Map   Step 1    Step 2   Step 3    Step 4    Step 5    Step 6      Step 7

Step 4

Pick Your Battles

Step 4 on the Generative Conflict Map is about making discernments. Conflict takes energy, time and money. We must literally “pay” attention, at the expense of other tending and attending we could do instead. Rather than just letting conflicts get their own momentum, and feel compulsory, at this point in the process there can be a conscious choosing. What next, in this particular conflict? There are always dynamics of power and responsibility to navigate. Who will pay for it? How will we resource it with our limited time and energy? What can be gained? What is our capacity and commitment? What is the capacity and commitment of the other? We have already given this conflict a whole lot of our life blood, and precious time. We have already taken at least two hours with a resourced ally that need to be paid for. If we are going to take another step, what will it cost? Is it worth it?

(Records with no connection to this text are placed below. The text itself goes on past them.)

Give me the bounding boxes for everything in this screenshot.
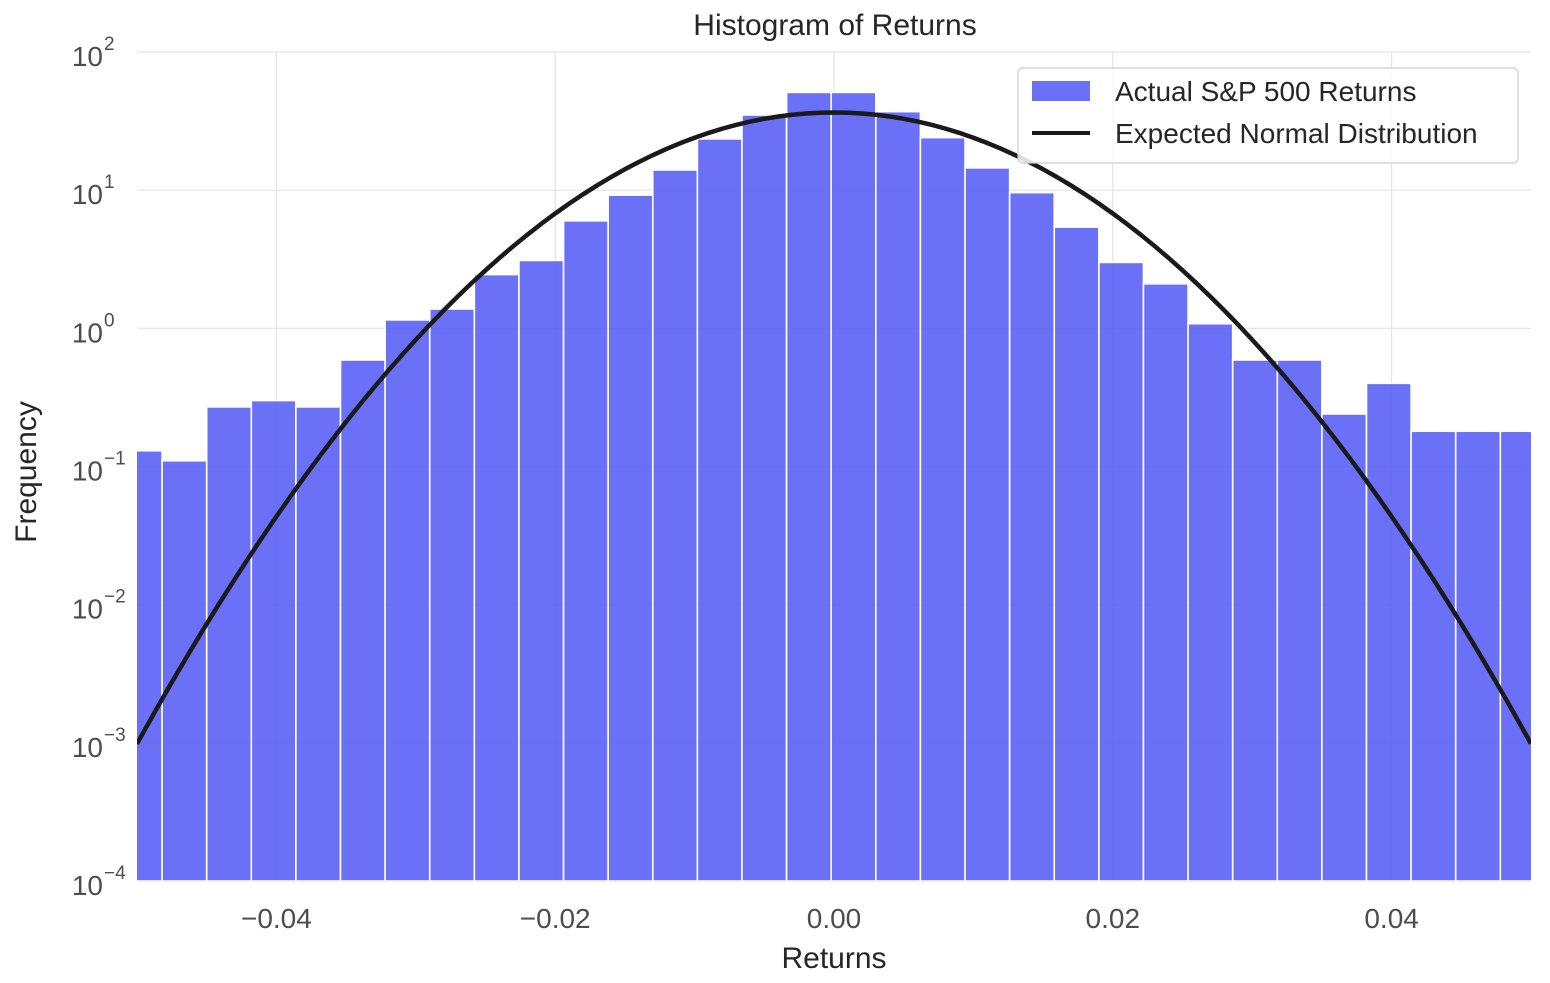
y-tick-exponent-3: −1	[104, 449, 126, 470]
y-tick-label-1: 10	[72, 179, 103, 210]
histogram-bar	[473, 273, 520, 881]
histogram-bar	[964, 167, 1011, 881]
x-axis-label: Returns	[781, 942, 886, 975]
y-tick-label-6: 10	[72, 870, 103, 901]
x-tick-label-3: 0.02	[1086, 903, 1141, 934]
histogram-bar	[161, 459, 208, 881]
y-tick-label-5: 10	[72, 732, 103, 763]
histogram-bar	[518, 259, 565, 881]
histogram-bar	[696, 138, 743, 881]
y-tick-label-3: 10	[72, 456, 103, 487]
histogram-bar	[562, 220, 609, 881]
histogram-bar	[607, 194, 654, 881]
legend: Actual S&P 500 Returns Expected Normal D…	[1017, 67, 1519, 164]
histogram-bar	[651, 169, 699, 881]
legend-label-normal: Expected Normal Distribution	[1115, 118, 1478, 149]
legend-swatch-histogram	[1032, 81, 1090, 101]
histogram-bar	[875, 110, 922, 881]
y-tick-exponent-5: −3	[104, 725, 126, 746]
legend-label-histogram: Actual S&P 500 Returns	[1115, 76, 1416, 107]
histogram-bar	[919, 136, 966, 881]
y-tick-exponent-2: 0	[104, 310, 115, 331]
histogram-bar	[1499, 430, 1531, 881]
x-tick-label-0: −0.04	[241, 903, 312, 934]
histogram-bar	[1098, 261, 1145, 881]
histogram-bar	[339, 359, 386, 881]
histogram-bar	[1231, 359, 1279, 881]
histogram-bar	[1365, 382, 1412, 881]
x-tick-label-2: 0.00	[807, 903, 862, 934]
normal-curve-group	[137, 110, 1531, 745]
y-tick-exponent-6: −4	[104, 863, 126, 884]
normal-curve-line	[137, 110, 1531, 745]
histogram-bar	[1454, 430, 1502, 881]
y-tick-label-0: 10	[72, 41, 103, 72]
y-tick-exponent-4: −2	[104, 587, 126, 608]
y-tick-exponent-0: 2	[104, 34, 115, 55]
histogram-bar	[741, 114, 788, 881]
histogram-bar	[384, 319, 431, 881]
chart-title: Histogram of Returns	[693, 9, 976, 42]
histogram-bar	[1142, 283, 1189, 881]
y-axis-label: Frequency	[10, 401, 43, 543]
x-tick-labels: −0.04 −0.02 0.00 0.02 0.04	[241, 903, 1419, 934]
histogram-bar	[250, 399, 297, 881]
y-tick-label-2: 10	[72, 317, 103, 348]
y-tick-exponent-1: 1	[104, 172, 115, 193]
histogram-bar	[785, 91, 833, 881]
histogram-bar	[830, 91, 877, 881]
y-tick-label-4: 10	[72, 594, 103, 625]
histogram-bars	[137, 91, 1531, 881]
histogram-bar	[428, 308, 476, 881]
histogram-bar	[295, 406, 342, 881]
histogram-bar	[1053, 226, 1100, 881]
histogram-bar	[1008, 191, 1056, 881]
histogram-bar	[1410, 430, 1457, 881]
histogram-bar	[1276, 359, 1323, 881]
x-tick-label-4: 0.04	[1364, 903, 1419, 934]
histogram-bar	[1187, 322, 1234, 881]
histogram-bar	[205, 406, 253, 881]
histogram-bar	[1321, 413, 1368, 881]
x-tick-label-1: −0.02	[520, 903, 591, 934]
legend-box	[1017, 67, 1519, 164]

A “Three Doors” exercise can be consciously engaged with. Imagine three doors, and open them all, to look at what happens:

Door # 1. Withdraw from conflict. We do nothing more to try to change this person or situation. We resource ourselves as needed to heal from injury experienced, and let the inflammation settle. 

(Of course, withdrawing from a conflict may produce an escalation of conflict by the other person or people involved.)

Door # 2. Take the next steps in the process of generative conflict. We assume the financial burden, or get agreement from the person or institution we are in conflict with to do so. We offer the process of further change-making our creative energy, and the attention of our souls.

Door # 3. Escalate the conflict. Escalation looks different, for every specific conflict. Escalation to models outside the “Generative Conflict Map” may involve moving into a legal action, or initiating a conscious uncoupling. We might make a complaint to an authority or group who could assume the economic burden of further conflict. We might choose to reach for others similarly harmed, and take time to better understand how harm we have experienced in this conflict is related to systemic oppressions. Support of an affinity group is often necessary, so we can begin to feel empowerment in the dimensions of every conflict that are not personal.

We can choose the path that is right for us, in this particular conflict, at this time, while knowing that our choice to go through one door doesn’t mean the other doors are forever closed to us. We might choose to return to a different process at another time, when we are differently resourced.